La prigione, comunemente chiamata “Moroni 2”, riferimento ironico al più esclusivo hotel della capitale delle Isole Comore, è la più grande delle tre, una per isola, che i francesi hanno edificato nell’arcipelago durante il dominio coloniale.
Secondo il genio militare degli architetti dell’epoca il carcere di Moroni era sufficiente a contenere un’ottantina di persone. Secondo gli standard sanitari attuali dell’Organizzazione Mondiale della Sanità non potrebbe ospitare più di cinquanta detenuti. Il 19 novembre scorso, giorno della nostra visita, nel carcere sono stipate 221 persone, tra cui sei condannati a morte, otto donne e sei minori.
Il Procuratore Generale delle Comore, Mahamoud Soilihi, ha autorizzato la delegazione di Nessuno tocchi Caino e del Partito Radicale a entrare nella Maison d’arrêt di Moroni, “a condizione che sia rispettata la privacy delle persone detenute e l’immagine del Paese”. Il richiamo ci appare subito paradossale di fronte allo stato di estrema deprivazione e promiscuità generale che connota la vita dei reclusi: i venticinque condannati definitivi convivono con tutti gli altri in attesa di giudizio; i sei condannati a morte e i due condannati a vita per reati violenti socializzano con ladri di polli e autori di altri piccoli furti; i diciassette imputati di attentato alla sicurezza del territorio comoriano sono associati ai responsabili di appropriazione indebita di terreni e di altre piccole dispute sulla terra; i sei minorenni sono mescolati a persone molto anziane e ai numerosi detenuti per violenza sessuale, il reato più comune; persone malate coabitano con tutte le altre apparentemente sane.
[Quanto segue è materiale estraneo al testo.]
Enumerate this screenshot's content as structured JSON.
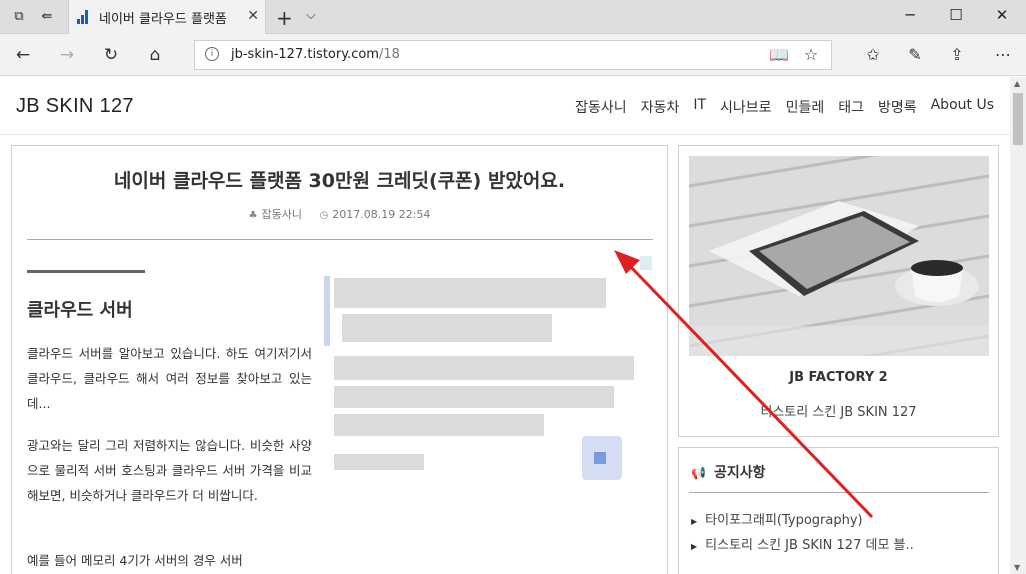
{
  "browser": {
    "tab_title": "네이버 클라우드 플랫폼",
    "url_host": "jb-skin-127.tistory.com",
    "url_path": "/18"
  },
  "site": {
    "logo": "JB SKIN 127",
    "menu": [
      "잡동사니",
      "자동차",
      "IT",
      "시나브로",
      "민들레",
      "태그",
      "방명록",
      "About Us"
    ]
  },
  "article": {
    "title": "네이버 클라우드 플랫폼 30만원 크레딧(쿠폰) 받았어요.",
    "category": "잡동사니",
    "datetime": "2017.08.19 22:54",
    "heading": "클라우드 서버",
    "para1": "클라우드 서버를 알아보고 있습니다. 하도 여기저기서 클라우드, 클라우드 해서 여러 정보를 찾아보고 있는데...",
    "para2": "광고와는 달리 그리 저렴하지는 않습니다. 비슷한 사양으로 물리적 서버 호스팅과 클라우드 서버 가격을 비교해보면, 비슷하거나 클라우드가 더 비쌉니다.",
    "para3": "예를 들어 메모리 4기가 서버의 경우 서버"
  },
  "sidebar": {
    "card_title": "JB FACTORY 2",
    "card_desc": "티스토리 스킨 JB SKIN 127",
    "notice_title": "공지사항",
    "notices": [
      "타이포그래피(Typography)",
      "티스토리 스킨 JB SKIN 127 데모 블.."
    ]
  },
  "colors": {
    "annotation_arrow": "#e02020",
    "favicon": "#1e5bb8"
  }
}
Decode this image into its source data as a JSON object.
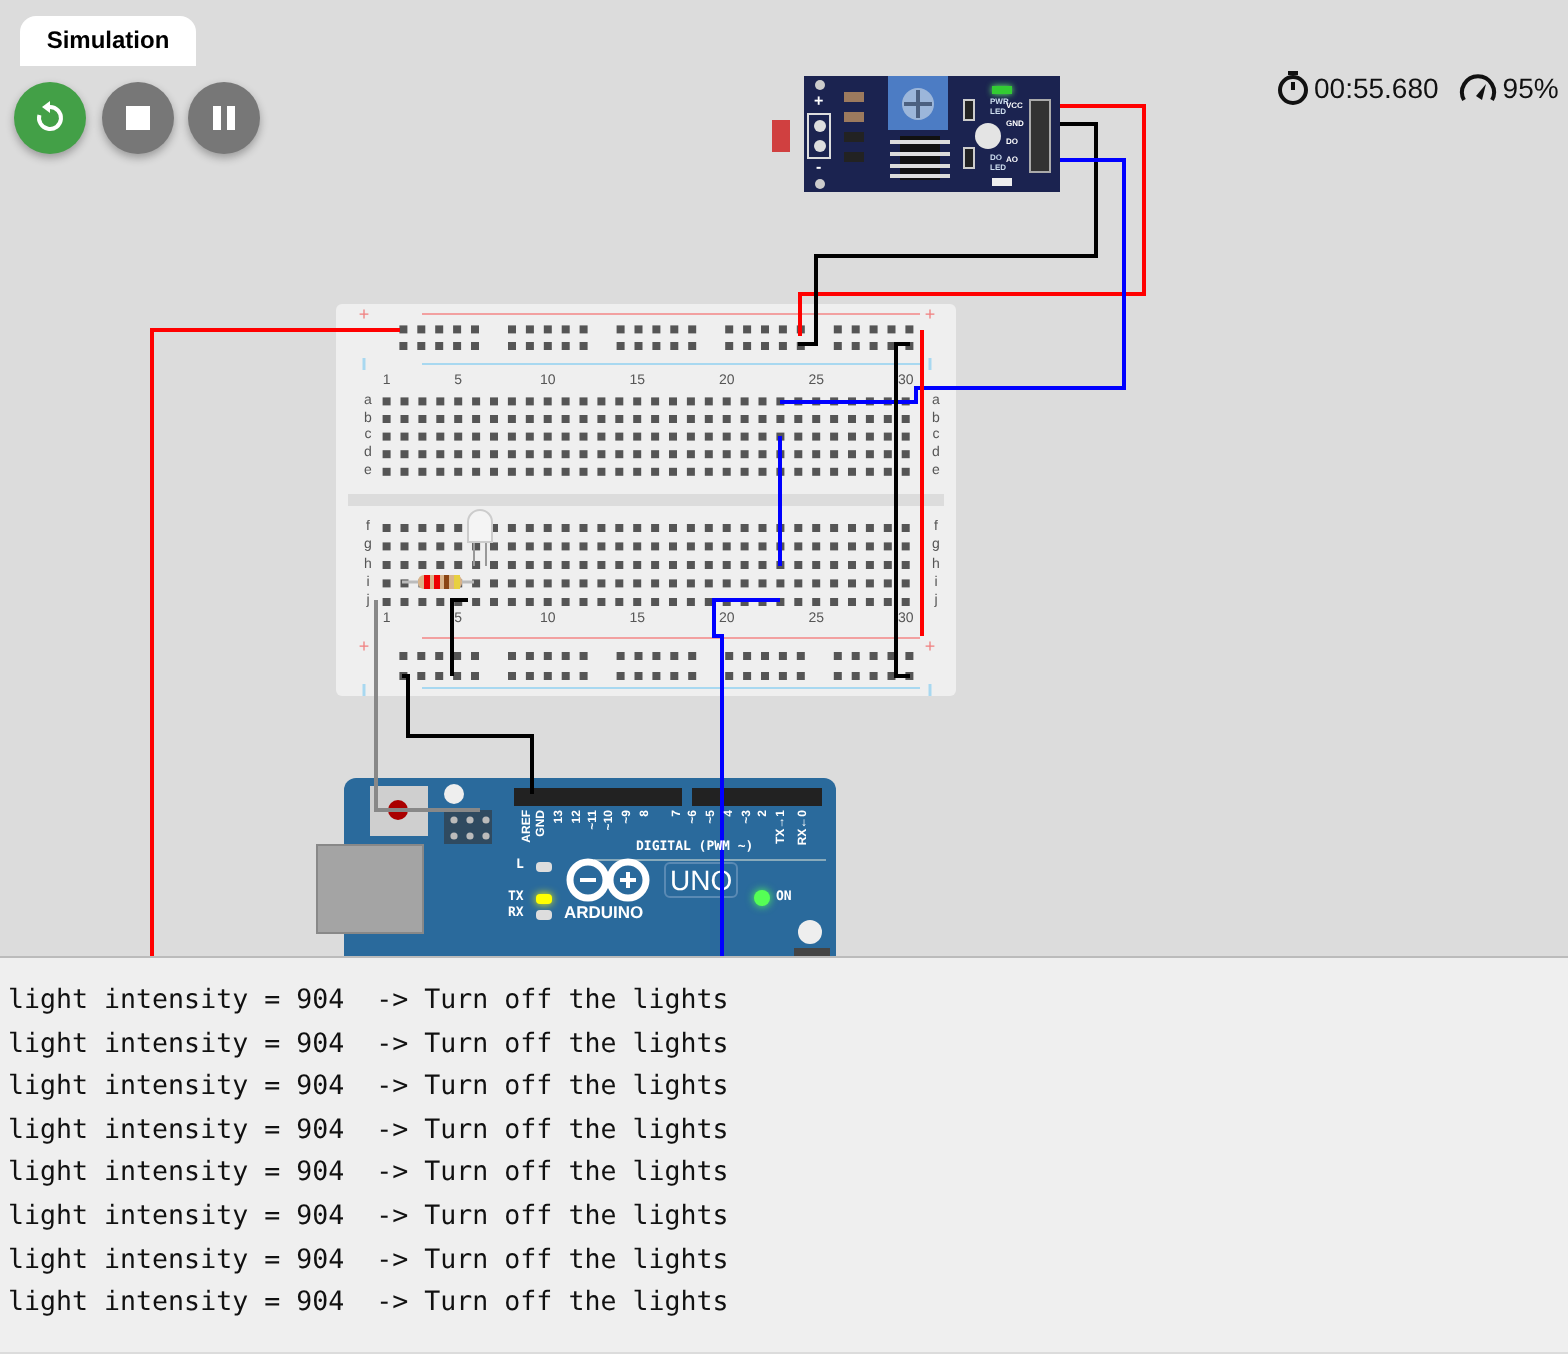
{
  "tab": {
    "label": "Simulation",
    "selected": true
  },
  "controls": [
    {
      "kind": "restart"
    },
    {
      "kind": "stop"
    },
    {
      "kind": "pause"
    }
  ],
  "timer": "00:55.680",
  "speed": "95%",
  "sensor_module": {
    "plus": "+",
    "minus": "-",
    "pin_labels": [
      "VCC",
      "GND",
      "DO",
      "AO"
    ],
    "power_led_label": [
      "PWR",
      "LED"
    ],
    "power_led_on": true,
    "do_led_label": [
      "DO",
      "LED"
    ],
    "do_led_on": false
  },
  "breadboard": {
    "rail_marks": [
      "+",
      "+",
      "+",
      "+"
    ],
    "top_numbers": [
      "1",
      "5",
      "10",
      "15",
      "20",
      "25",
      "30"
    ],
    "bottom_numbers": [
      "1",
      "5",
      "10",
      "15",
      "20",
      "25",
      "30"
    ],
    "upper_rows_left": [
      "a",
      "b",
      "c",
      "d",
      "e"
    ],
    "upper_rows_right": [
      "a",
      "b",
      "c",
      "d",
      "e"
    ],
    "lower_rows_left": [
      "f",
      "g",
      "h",
      "i",
      "j"
    ],
    "lower_rows_right": [
      "f",
      "g",
      "h",
      "i",
      "j"
    ]
  },
  "arduino": {
    "pin_labels": [
      "AREF",
      "GND",
      "13",
      "12",
      "~11",
      "~10",
      "~9",
      "8",
      "7",
      "~6",
      "~5",
      "4",
      "~3",
      "2",
      "TX→1",
      "RX←0"
    ],
    "header_label": "DIGITAL (PWM ~)",
    "l_label": "L",
    "l_led_on": false,
    "tx_label": "TX",
    "tx_led_on": true,
    "rx_label": "RX",
    "rx_led_on": false,
    "brand": "ARDUINO",
    "model": "UNO",
    "on_label": "ON",
    "on_led_on": true
  },
  "serial_monitor": {
    "lines": [
      "light intensity = 904  -> Turn off the lights",
      "light intensity = 904  -> Turn off the lights",
      "light intensity = 904  -> Turn off the lights",
      "light intensity = 904  -> Turn off the lights",
      "light intensity = 904  -> Turn off the lights",
      "light intensity = 904  -> Turn off the lights",
      "light intensity = 904  -> Turn off the lights",
      "light intensity = 904  -> Turn off the lights"
    ]
  }
}
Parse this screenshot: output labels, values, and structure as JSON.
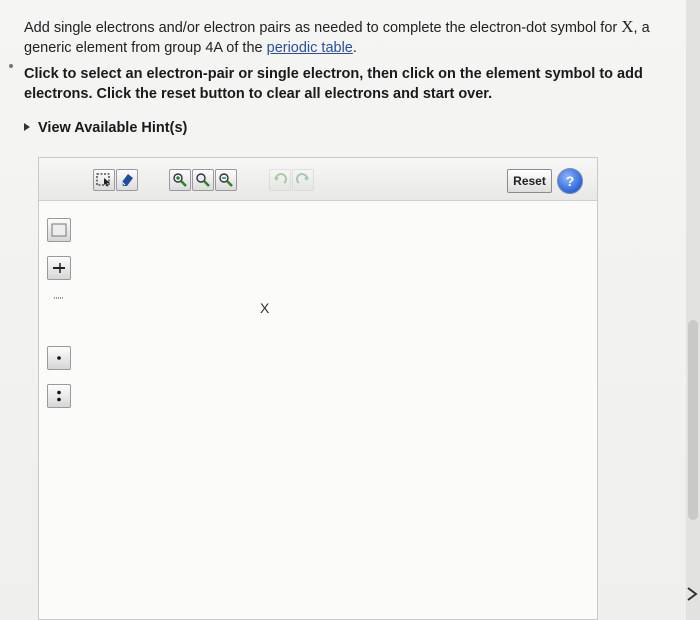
{
  "question": {
    "text_before": "Add single electrons and/or electron pairs as needed to complete the electron-dot symbol for ",
    "symbol": "X",
    "text_after": ", a generic element from group 4A of the ",
    "link_text": "periodic table",
    "text_end": "."
  },
  "instructions": "Click to select an electron-pair or single electron, then click on the element symbol to add electrons. Click the reset button to clear all electrons and start over.",
  "hint_label": "View Available Hint(s)",
  "toolbar": {
    "reset_label": "Reset",
    "help_label": "?"
  },
  "canvas": {
    "element_symbol": "X"
  },
  "icons": {
    "select": "select-arrow-icon",
    "eraser": "eraser-icon",
    "zoom_in": "zoom-in-icon",
    "zoom_fit": "zoom-fit-icon",
    "zoom_out": "zoom-out-icon",
    "undo": "undo-icon",
    "redo": "redo-icon",
    "help": "help-icon"
  },
  "colors": {
    "link": "#2a4f9e",
    "help_button": "#2d64d8"
  }
}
Gli edifici sono in rovina totale, con perdite d’acqua ovunque che minano fondamenta e tetti, costruiti con calce e sabbia di mare, molto povera per l’eccessivo contenuto di sale.
I prigionieri maschi sono stati divisi equamente in due sezioni situate una affianco all’altra con ingressi indipendenti. Di giorno, la vita dei reclusi si svolge in un piccolo cortile in terra battuta, disseminato di sassi, sacchetti e scodelle di plastica e mucchi di rifiuti.
Appena entriamo, siamo assaliti da una puzza nauseabonda che viene da un rivolo di liquame che scorre a cielo aperto e dall’odore acre di legna bruciata che proviene da una cucina rudimentale posta in un angolo sotto una tettoia dove un gran fuoco alimenta un enorme pentolone nero. Il detenuto cuciniere si presenta sorridente e fiero di preparare il povero pasto quotidiano per gli oltre cento suoi compagni di sventura. Il rancio, da anni sempre lo stesso, consiste in una sola ciotola di riso e sardine che può esser l’unica risorsa alimentare per chi non può permettersi una integrazione con qualche alimento supplementare portato in carcere dai famigliari.
Secondo la “matricola”, i minori di diciotto anni detenuti nel carcere di Moroni sono sei, ma quando nel cortile dell’aria chiediamo loro di mettersi tutti da una parte lungo un muro per essere contati, se ne presentano molti di più, almeno una ventina: alcuni, come Naouirou, Housni, Nizar, Ibrahim e Mounir, sono davvero dei bambini; altri sembrano appena maggiorenni; altri ancora più grandicelli s’infilano lo stesso nel gruppo per farsi fotografare.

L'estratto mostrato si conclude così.